Charlotte: I’m like a scout. I’m always looking out for what object or moment could possibly say what is unsayable, and, of course, that’s going to rely heavily on images. It’s that moment where it’s the inside talking. 

Ted: Amro, obviously, your project looking at Israeli and Palestinian poetry is quite different. A lot of the poems walk this really interesting and fine line between being personal poems in the way that we’re accustomed to in American poetry and poems that then will turn to very public and often political issues.           

Amro:  Sure. Nathalie Handal is an interesting poet in that regard. It’s easy to read her poems, like “Listen, Tonight,” as a simple interior discussion of romantic love, dissatisfaction with it, but then it blossoms out into something else, an accessibility to land and having a space that you belong to:

             Listen, tonight
            To the leaves murmuring in the yellow fields,
           
To the aches of a peasant, the pain of an abandoned child.
            Look at Tiberia, disguised in shadows,
            At the minuscule footsteps of stars,
            Feel the starving touch of a beggar.
            And speak to me why we pretended when we measured the earth,
            And there was no space for both of us. 

 

The romantic love aspect of it doesn’t come out when you see that poem in isolation, but it came in suite, the narrator addressing the lover. You see that it starts out like a bit of rumination of a landscape, and the individuals within it, and an empathy for that landscape. And then draw back, “why we pretended when we measured the earth, and there was no space for both of us.” The Palestinian struggle in a lot of ways, that they are a nationless land in a sort of post-national world. But I think that is what we’re talking about, internal and external dealing with crisis. 

 

Charlotte: In some ways, one’s personal life, or the interior world, has to be a reflection of what’s going on in the larger world because no man is an island, and we’re affected by what goes on around us, and by the world. In order to write, one needs to pay very close attention. And whether it’s what’s going on in a political realm or an arthropod walking across a rock, it’s paying close attention to the world that surrounds us. 

Ted: That close attention is about saying, “I’m not going to just accept what everyone else is saying, and I’m not going to just do as I’m told, but I’m going to look at these things for myself.” This idea that you can somehow access things, things that on some logical level we know are inaccessible but reaching for them anyway. 

Charlotte: And maybe they’re a balm to the political, or to when we get completely chagrined and crestfallen.

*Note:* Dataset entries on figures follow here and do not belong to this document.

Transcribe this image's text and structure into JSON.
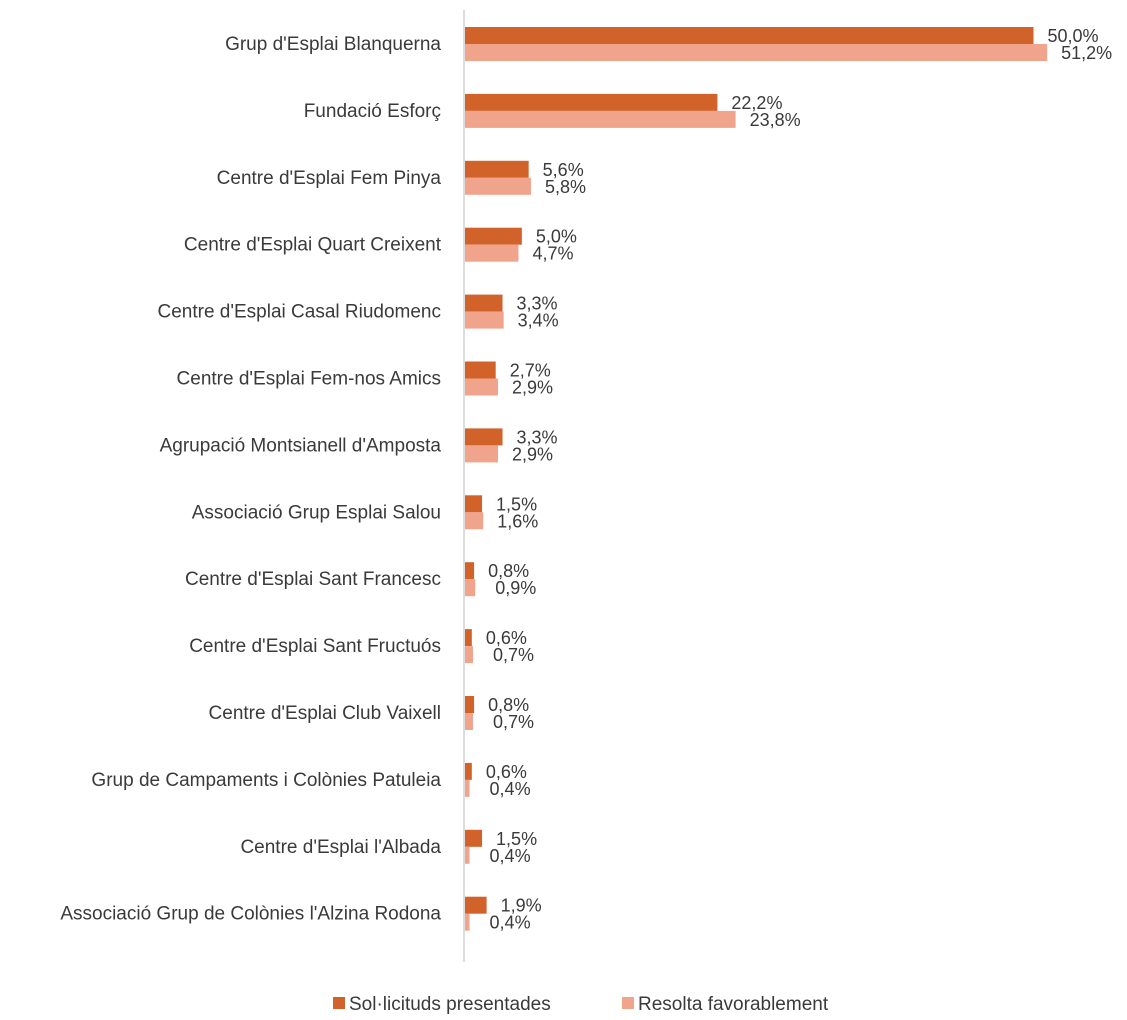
{
  "chart_data": {
    "type": "bar",
    "orientation": "horizontal",
    "title": "",
    "xlabel": "",
    "ylabel": "",
    "grid": false,
    "legend": "bottom",
    "categories": [
      "Grup d'Esplai Blanquerna",
      "Fundació Esforç",
      "Centre d'Esplai Fem Pinya",
      "Centre d'Esplai Quart Creixent",
      "Centre d'Esplai Casal Riudomenc",
      "Centre d'Esplai Fem-nos Amics",
      "Agrupació Montsianell d'Amposta",
      "Associació Grup Esplai Salou",
      "Centre d'Esplai Sant Francesc",
      "Centre d'Esplai Sant Fructuós",
      "Centre d'Esplai Club Vaixell",
      "Grup de Campaments i Colònies Patuleia",
      "Centre d'Esplai l'Albada",
      "Associació Grup de Colònies l'Alzina Rodona"
    ],
    "series": [
      {
        "name": "Sol·licituds presentades",
        "color": "#D0622A",
        "values": [
          50.0,
          22.2,
          5.6,
          5.0,
          3.3,
          2.7,
          3.3,
          1.5,
          0.8,
          0.6,
          0.8,
          0.6,
          1.5,
          1.9
        ],
        "labels": [
          "50,0%",
          "22,2%",
          "5,6%",
          "5,0%",
          "3,3%",
          "2,7%",
          "3,3%",
          "1,5%",
          "0,8%",
          "0,6%",
          "0,8%",
          "0,6%",
          "1,5%",
          "1,9%"
        ]
      },
      {
        "name": "Resolta favorablement",
        "color": "#F0A48C",
        "values": [
          51.2,
          23.8,
          5.8,
          4.7,
          3.4,
          2.9,
          2.9,
          1.6,
          0.9,
          0.7,
          0.7,
          0.4,
          0.4,
          0.4
        ],
        "labels": [
          "51,2%",
          "23,8%",
          "5,8%",
          "4,7%",
          "3,4%",
          "2,9%",
          "2,9%",
          "1,6%",
          "0,9%",
          "0,7%",
          "0,7%",
          "0,4%",
          "0,4%",
          "0,4%"
        ]
      }
    ],
    "xlim": [
      0,
      100
    ]
  }
}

Maybe that’s an answer.  

Ted: Recognizing that a poem will almost certainly have the smallest possible audience, that there will be a wide range of people who are perfectly capable of understanding what’s on the page but will insist, “I don’t get it, I don’t.” Given all those obstacles why poems? 

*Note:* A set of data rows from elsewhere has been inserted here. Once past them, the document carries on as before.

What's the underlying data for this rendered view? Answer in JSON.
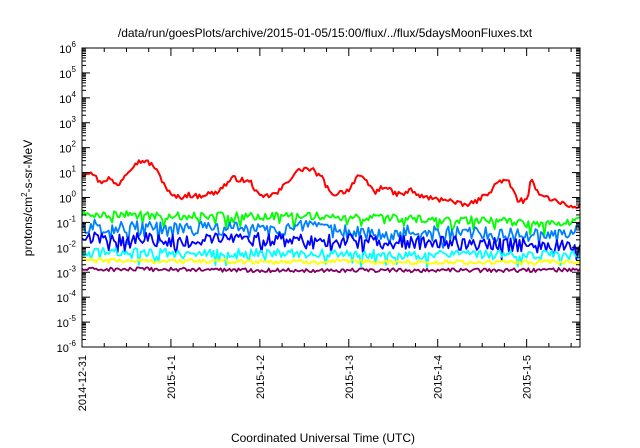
{
  "chart_data": {
    "type": "line",
    "title": "/data/run/goesPlots/archive/2015-01-05/15:00/flux/../flux/5daysMoonFluxes.txt",
    "xlabel": "Coordinated Universal Time (UTC)",
    "ylabel": {
      "pre": "protons/cm",
      "sup": "2",
      "post": "-s-sr-MeV"
    },
    "yscale": "log",
    "ylim": [
      1e-06,
      1000000.0
    ],
    "xlim": [
      0,
      5.6
    ],
    "x_ticks": [
      {
        "x": 0,
        "label": "2014-12-31"
      },
      {
        "x": 1,
        "label": "2015-1-1"
      },
      {
        "x": 2,
        "label": "2015-1-2"
      },
      {
        "x": 3,
        "label": "2015-1-3"
      },
      {
        "x": 4,
        "label": "2015-1-4"
      },
      {
        "x": 5,
        "label": "2015-1-5"
      }
    ],
    "y_ticks": [
      {
        "value": 1e-06,
        "base": "10",
        "exp": "-6"
      },
      {
        "value": 1e-05,
        "base": "10",
        "exp": "-5"
      },
      {
        "value": 0.0001,
        "base": "10",
        "exp": "-4"
      },
      {
        "value": 0.001,
        "base": "10",
        "exp": "-3"
      },
      {
        "value": 0.01,
        "base": "10",
        "exp": "-2"
      },
      {
        "value": 0.1,
        "base": "10",
        "exp": "-1"
      },
      {
        "value": 1,
        "base": "10",
        "exp": "0"
      },
      {
        "value": 10,
        "base": "10",
        "exp": "1"
      },
      {
        "value": 100,
        "base": "10",
        "exp": "2"
      },
      {
        "value": 1000,
        "base": "10",
        "exp": "3"
      },
      {
        "value": 10000,
        "base": "10",
        "exp": "4"
      },
      {
        "value": 100000,
        "base": "10",
        "exp": "5"
      },
      {
        "value": 1000000,
        "base": "10",
        "exp": "6"
      }
    ],
    "grid": false,
    "series": [
      {
        "color": "#ff0000",
        "points": [
          [
            0,
            8
          ],
          [
            0.1,
            12
          ],
          [
            0.2,
            4
          ],
          [
            0.3,
            6
          ],
          [
            0.4,
            3
          ],
          [
            0.5,
            10
          ],
          [
            0.6,
            25
          ],
          [
            0.7,
            30
          ],
          [
            0.8,
            20
          ],
          [
            0.9,
            5
          ],
          [
            1.0,
            1.2
          ],
          [
            1.1,
            1.0
          ],
          [
            1.2,
            1.3
          ],
          [
            1.3,
            1.1
          ],
          [
            1.4,
            1.4
          ],
          [
            1.5,
            1.5
          ],
          [
            1.6,
            3
          ],
          [
            1.7,
            6
          ],
          [
            1.8,
            5
          ],
          [
            1.9,
            4
          ],
          [
            2.0,
            1.0
          ],
          [
            2.1,
            1.2
          ],
          [
            2.2,
            1.5
          ],
          [
            2.3,
            4
          ],
          [
            2.4,
            10
          ],
          [
            2.5,
            15
          ],
          [
            2.6,
            12
          ],
          [
            2.7,
            6
          ],
          [
            2.8,
            1.3
          ],
          [
            2.9,
            1.6
          ],
          [
            3.0,
            2
          ],
          [
            3.1,
            8
          ],
          [
            3.2,
            4
          ],
          [
            3.3,
            1.6
          ],
          [
            3.4,
            3
          ],
          [
            3.5,
            1.5
          ],
          [
            3.6,
            1.3
          ],
          [
            3.7,
            2
          ],
          [
            3.8,
            1.1
          ],
          [
            3.9,
            1.0
          ],
          [
            4.0,
            0.8
          ],
          [
            4.1,
            0.9
          ],
          [
            4.2,
            0.6
          ],
          [
            4.3,
            0.5
          ],
          [
            4.4,
            0.6
          ],
          [
            4.5,
            1.0
          ],
          [
            4.6,
            2
          ],
          [
            4.7,
            5
          ],
          [
            4.8,
            4
          ],
          [
            4.9,
            0.8
          ],
          [
            5.0,
            0.7
          ],
          [
            5.05,
            5
          ],
          [
            5.1,
            2
          ],
          [
            5.2,
            1.2
          ],
          [
            5.3,
            0.8
          ],
          [
            5.4,
            0.6
          ],
          [
            5.5,
            0.4
          ],
          [
            5.6,
            0.45
          ]
        ]
      },
      {
        "color": "#00ff00",
        "points": [
          [
            0,
            0.22
          ],
          [
            0.5,
            0.2
          ],
          [
            1.0,
            0.18
          ],
          [
            1.5,
            0.2
          ],
          [
            2.0,
            0.17
          ],
          [
            2.5,
            0.2
          ],
          [
            3.0,
            0.15
          ],
          [
            3.5,
            0.15
          ],
          [
            4.0,
            0.12
          ],
          [
            4.5,
            0.13
          ],
          [
            5.0,
            0.09
          ],
          [
            5.3,
            0.1
          ],
          [
            5.6,
            0.12
          ]
        ]
      },
      {
        "color": "#0080ff",
        "points": [
          [
            0,
            0.07
          ],
          [
            0.5,
            0.06
          ],
          [
            1.0,
            0.05
          ],
          [
            1.5,
            0.06
          ],
          [
            2.0,
            0.05
          ],
          [
            2.5,
            0.06
          ],
          [
            3.0,
            0.04
          ],
          [
            3.5,
            0.04
          ],
          [
            4.0,
            0.035
          ],
          [
            4.5,
            0.035
          ],
          [
            5.0,
            0.03
          ],
          [
            5.3,
            0.03
          ],
          [
            5.6,
            0.04
          ]
        ]
      },
      {
        "color": "#0000ff",
        "points": [
          [
            0,
            0.025
          ],
          [
            0.5,
            0.022
          ],
          [
            1.0,
            0.02
          ],
          [
            1.5,
            0.022
          ],
          [
            2.0,
            0.02
          ],
          [
            2.5,
            0.02
          ],
          [
            3.0,
            0.018
          ],
          [
            3.5,
            0.016
          ],
          [
            4.0,
            0.015
          ],
          [
            4.5,
            0.014
          ],
          [
            5.0,
            0.012
          ],
          [
            5.3,
            0.011
          ],
          [
            5.6,
            0.012
          ]
        ]
      },
      {
        "color": "#00ffff",
        "points": [
          [
            0,
            0.007
          ],
          [
            1.0,
            0.006
          ],
          [
            2.0,
            0.006
          ],
          [
            3.0,
            0.0055
          ],
          [
            4.0,
            0.005
          ],
          [
            5.0,
            0.005
          ],
          [
            5.6,
            0.005
          ]
        ]
      },
      {
        "color": "#ffff00",
        "points": [
          [
            0,
            0.003
          ],
          [
            1.0,
            0.0028
          ],
          [
            2.0,
            0.0027
          ],
          [
            3.0,
            0.0026
          ],
          [
            4.0,
            0.0025
          ],
          [
            5.0,
            0.0025
          ],
          [
            5.6,
            0.0025
          ]
        ]
      },
      {
        "color": "#800060",
        "points": [
          [
            0,
            0.0013
          ],
          [
            1.0,
            0.0013
          ],
          [
            2.0,
            0.0012
          ],
          [
            3.0,
            0.0012
          ],
          [
            4.0,
            0.0012
          ],
          [
            5.0,
            0.0012
          ],
          [
            5.6,
            0.0013
          ]
        ]
      }
    ]
  }
}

Amro: You sound a bit like my mother who says, “Amro’s working on a poetry project for the Virginia Quarterly magazine, and I don’t understand any of it.” I just find it fascinating that writing is that portable. When you look at the media portrayal of Israelis and Palestinians, you tend to get this sometimes whitewashed and sterilized but also very formulaic exposure. I just think that’s an important way of humanizing who these people are, that they’re not just these images on the screen. And that can be done in 200 words. 

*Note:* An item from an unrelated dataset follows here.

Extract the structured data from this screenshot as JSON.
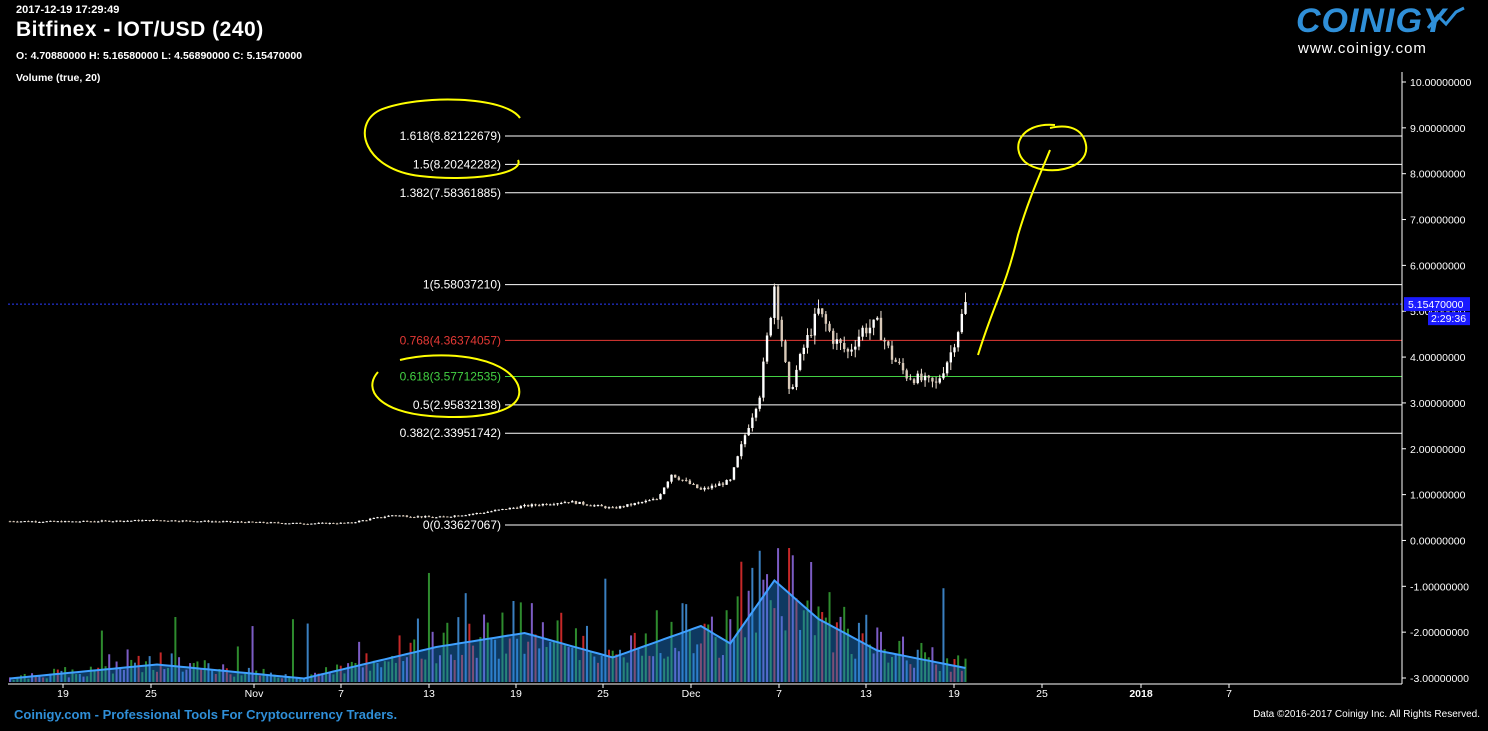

Ted: As soon as the poet stands up and says, “I’d like to reassess this,” there’s something that’s small but wonderfully dangerous about that. And inherently political, whether that’s just by saying, “I want you to focus your attention over here instead of over there,’ or by opening up into larger issues as with the poets that you’re looking at, Amro. In a sense, those poems of theirs, although they read as political poems to us, they’re poems of the everyday from their landscape, and again they’re asking the reader, “Don’t accept what you see elsewhere. Look at these things afresh. Look at them anew.”